I had this answer rehearsed. “I’ve been coming here since I was a kid. Tony Werner’s work on Otherworld is just… it was a big part of my life, and the whole reason I started studying animals. I was hoping if I was good enough I might get hired one day.”

“It’s very competitive. Internships typically last six months and our interns are evaluated every two months. When the six months is up, you either get let go with a completed internship, have the option to extend your internship another six months, or you get offered a permanent position as a keeper, if you fit in well enough.”

It sounded like a warning, but there was really only one way to move forward for me. I was going to get a permanent job at Werner. I had to.

A long silence followed her words.

Whitney was flipping through my resume. She had some parts highlighted, a few notes written down. Wes was resting his chin on his fist, watching me. Nava was staring past me at one of the bookshelves, completely checked out of this interview. I studied the tattoos on her head, trying to work out what the patterns were – it almost looked like a map, sketched out in bright blue ink.

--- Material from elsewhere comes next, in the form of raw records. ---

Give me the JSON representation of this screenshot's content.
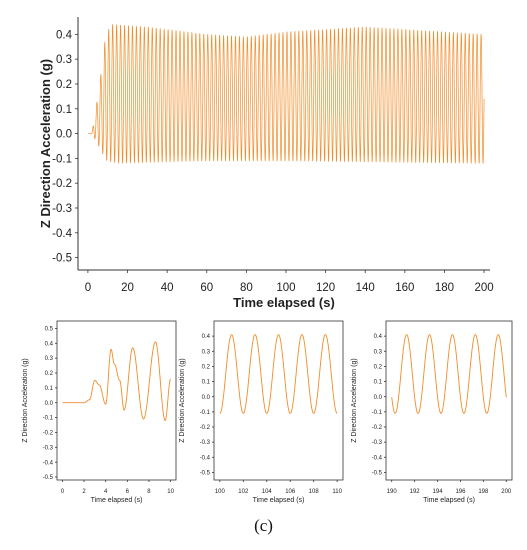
{
  "figure_caption": "(c)",
  "colors": {
    "series": "#f28c28",
    "axis": "#333333",
    "text": "#222222"
  },
  "chart_data": [
    {
      "type": "line",
      "ylabel": "Z Direction Acceleration (g)",
      "xlabel": "Time elapsed (s)",
      "xlim": [
        -5,
        203
      ],
      "ylim": [
        -0.55,
        0.47
      ],
      "xticks": [
        "0",
        "20",
        "40",
        "60",
        "80",
        "100",
        "120",
        "140",
        "160",
        "180",
        "200"
      ],
      "yticks": [
        "0.4",
        "0.3",
        "0.2",
        "0.1",
        "0.0",
        "-0.1",
        "-0.2",
        "-0.3",
        "-0.4",
        "-0.5"
      ],
      "signal": {
        "description": "oscillation ~0.5 Hz after start-up near t=2-5 s",
        "start_time": 2,
        "rise_time": 5,
        "end_time": 200,
        "frequency_hz": 0.5,
        "baseline": 0.0,
        "max_envelope": [
          [
            5,
            0.35
          ],
          [
            12,
            0.44
          ],
          [
            30,
            0.43
          ],
          [
            60,
            0.4
          ],
          [
            80,
            0.39
          ],
          [
            100,
            0.41
          ],
          [
            140,
            0.43
          ],
          [
            200,
            0.4
          ]
        ],
        "min_envelope": [
          [
            5,
            -0.1
          ],
          [
            15,
            -0.12
          ],
          [
            60,
            -0.11
          ],
          [
            100,
            -0.11
          ],
          [
            200,
            -0.12
          ]
        ]
      }
    },
    {
      "type": "line",
      "ylabel": "Z Direction Acceleration (g)",
      "xlabel": "Time elapsed (s)",
      "xlim": [
        -0.5,
        10.5
      ],
      "ylim": [
        -0.52,
        0.55
      ],
      "xticks": [
        "0",
        "2",
        "4",
        "6",
        "8",
        "10"
      ],
      "yticks": [
        "0.5",
        "0.4",
        "0.3",
        "0.2",
        "0.1",
        "0.0",
        "-0.1",
        "-0.2",
        "-0.3",
        "-0.4",
        "-0.5"
      ],
      "points": [
        [
          0,
          0
        ],
        [
          2,
          0
        ],
        [
          2.5,
          0.02
        ],
        [
          3.0,
          0.15
        ],
        [
          3.4,
          0.12
        ],
        [
          4.0,
          -0.01
        ],
        [
          4.5,
          0.36
        ],
        [
          4.8,
          0.26
        ],
        [
          5.3,
          0.15
        ],
        [
          5.7,
          -0.05
        ],
        [
          6.5,
          0.37
        ],
        [
          7.5,
          -0.11
        ],
        [
          8.6,
          0.41
        ],
        [
          9.5,
          -0.12
        ],
        [
          10,
          0.16
        ]
      ]
    },
    {
      "type": "line",
      "ylabel": "Z Direction Acceleration (g)",
      "xlabel": "Time elapsed (s)",
      "xlim": [
        99.5,
        110.5
      ],
      "ylim": [
        -0.55,
        0.5
      ],
      "xticks": [
        "100",
        "102",
        "104",
        "106",
        "108",
        "110"
      ],
      "yticks": [
        "0.4",
        "0.3",
        "0.2",
        "0.1",
        "0.0",
        "-0.1",
        "-0.2",
        "-0.3",
        "-0.4",
        "-0.5"
      ],
      "sine": {
        "t0": 100,
        "t1": 110,
        "mid": 0.15,
        "amp": 0.26,
        "period": 2.0,
        "peak_at": 101.0
      }
    },
    {
      "type": "line",
      "ylabel": "Z Direction Acceleration (g)",
      "xlabel": "Time elapsed (s)",
      "xlim": [
        189.5,
        200.5
      ],
      "ylim": [
        -0.55,
        0.5
      ],
      "xticks": [
        "190",
        "192",
        "194",
        "196",
        "198",
        "200"
      ],
      "yticks": [
        "0.4",
        "0.3",
        "0.2",
        "0.1",
        "0.0",
        "-0.1",
        "-0.2",
        "-0.3",
        "-0.4",
        "-0.5"
      ],
      "sine": {
        "t0": 190,
        "t1": 200,
        "mid": 0.15,
        "amp": 0.26,
        "period": 2.0,
        "peak_at": 191.3
      }
    }
  ]
}
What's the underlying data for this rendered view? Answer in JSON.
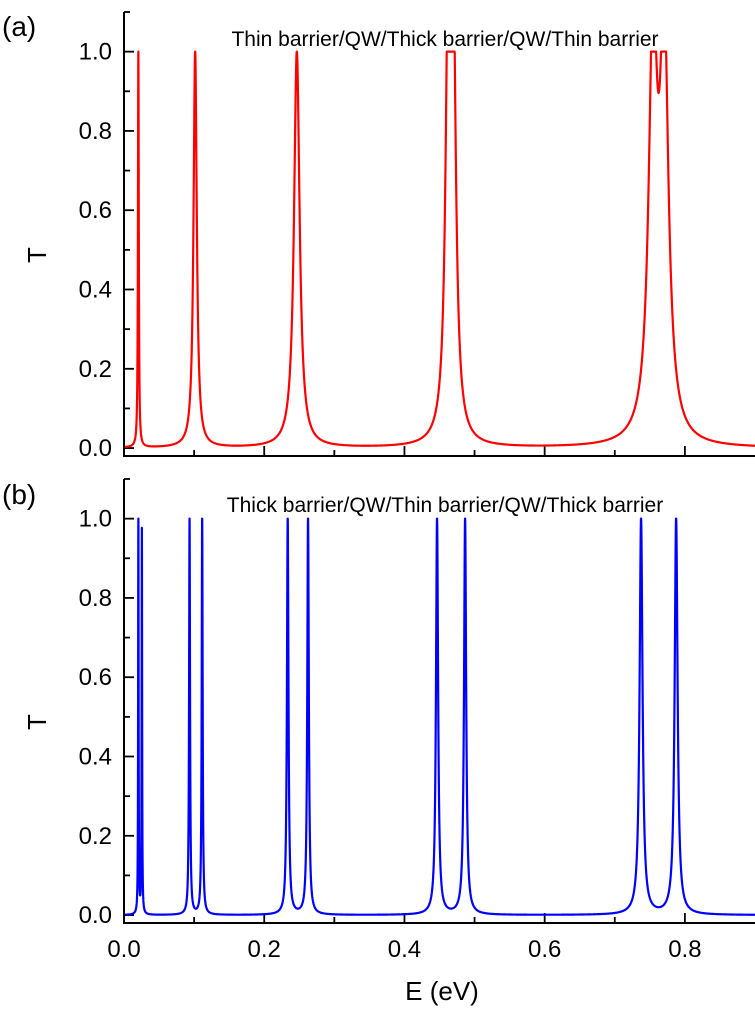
{
  "chart_data": [
    {
      "type": "line",
      "panel_label": "(a)",
      "title": "Thin barrier/QW/Thick barrier/QW/Thin barrier",
      "xlabel": "",
      "ylabel": "T",
      "xlim": [
        0.0,
        0.9
      ],
      "ylim": [
        -0.02,
        1.1
      ],
      "x_ticks": [
        0.0,
        0.2,
        0.4,
        0.6,
        0.8
      ],
      "y_ticks": [
        0.0,
        0.2,
        0.4,
        0.6,
        0.8,
        1.0
      ],
      "y_tick_labels": [
        "0.0",
        "0.2",
        "0.4",
        "0.6",
        "0.8",
        "1.0"
      ],
      "show_x_tick_labels": false,
      "grid": false,
      "color": "#ff0000",
      "resonances": [
        {
          "E": 0.0205,
          "T": 1.0,
          "width": 0.0007
        },
        {
          "E": 0.1015,
          "T": 1.0,
          "width": 0.0028
        },
        {
          "E": 0.2465,
          "T": 1.0,
          "width": 0.0048
        },
        {
          "E": 0.4625,
          "T": 1.0,
          "width": 0.0045
        },
        {
          "E": 0.4695,
          "T": 1.0,
          "width": 0.0045
        },
        {
          "E": 0.7545,
          "T": 1.0,
          "width": 0.0072
        },
        {
          "E": 0.7705,
          "T": 1.0,
          "width": 0.0072
        }
      ]
    },
    {
      "type": "line",
      "panel_label": "(b)",
      "title": "Thick barrier/QW/Thin barrier/QW/Thick barrier",
      "xlabel": "E (eV)",
      "ylabel": "T",
      "xlim": [
        0.0,
        0.9
      ],
      "ylim": [
        -0.02,
        1.1
      ],
      "x_ticks": [
        0.0,
        0.2,
        0.4,
        0.6,
        0.8
      ],
      "x_tick_labels": [
        "0.0",
        "0.2",
        "0.4",
        "0.6",
        "0.8"
      ],
      "y_ticks": [
        0.0,
        0.2,
        0.4,
        0.6,
        0.8,
        1.0
      ],
      "y_tick_labels": [
        "0.0",
        "0.2",
        "0.4",
        "0.6",
        "0.8",
        "1.0"
      ],
      "show_x_tick_labels": true,
      "grid": false,
      "color": "#0000ff",
      "resonances": [
        {
          "E": 0.0205,
          "T": 1.0,
          "width": 0.0004
        },
        {
          "E": 0.0255,
          "T": 0.97,
          "width": 0.0004
        },
        {
          "E": 0.0935,
          "T": 1.0,
          "width": 0.0008
        },
        {
          "E": 0.1115,
          "T": 1.0,
          "width": 0.0008
        },
        {
          "E": 0.2335,
          "T": 1.0,
          "width": 0.0013
        },
        {
          "E": 0.2625,
          "T": 1.0,
          "width": 0.0013
        },
        {
          "E": 0.4465,
          "T": 1.0,
          "width": 0.0018
        },
        {
          "E": 0.4865,
          "T": 1.0,
          "width": 0.0018
        },
        {
          "E": 0.7375,
          "T": 1.0,
          "width": 0.0025
        },
        {
          "E": 0.7875,
          "T": 1.0,
          "width": 0.0025
        }
      ]
    }
  ]
}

Wes broke the silence. “What fieldwork have you done?”

I dug into the details of my field training, staying focused for about ninety seconds before I went off on a tangent about dropping a frog and then chasing it through a stream in Panama. Wes was fully engaged, waiting until I stalled out to ask a few more specific questions, prying into my background – finishing by inquiring about how I finally caught the frog.

“I threw my shirt at it,” I said.

“Very nice,” Wes said. Once he was satisfied, he sat back in his chair, drumming his hand on the table, “You guys wanna ask anything else?”

Whitney shook her head, “I’m good if you guys are.”

Nava glanced at him, glanced at me, “Nope.”

Wes said, “Nice. I think that about does it. We’ll give you a call if you’re a good fit for this internship. Keep your phone on.”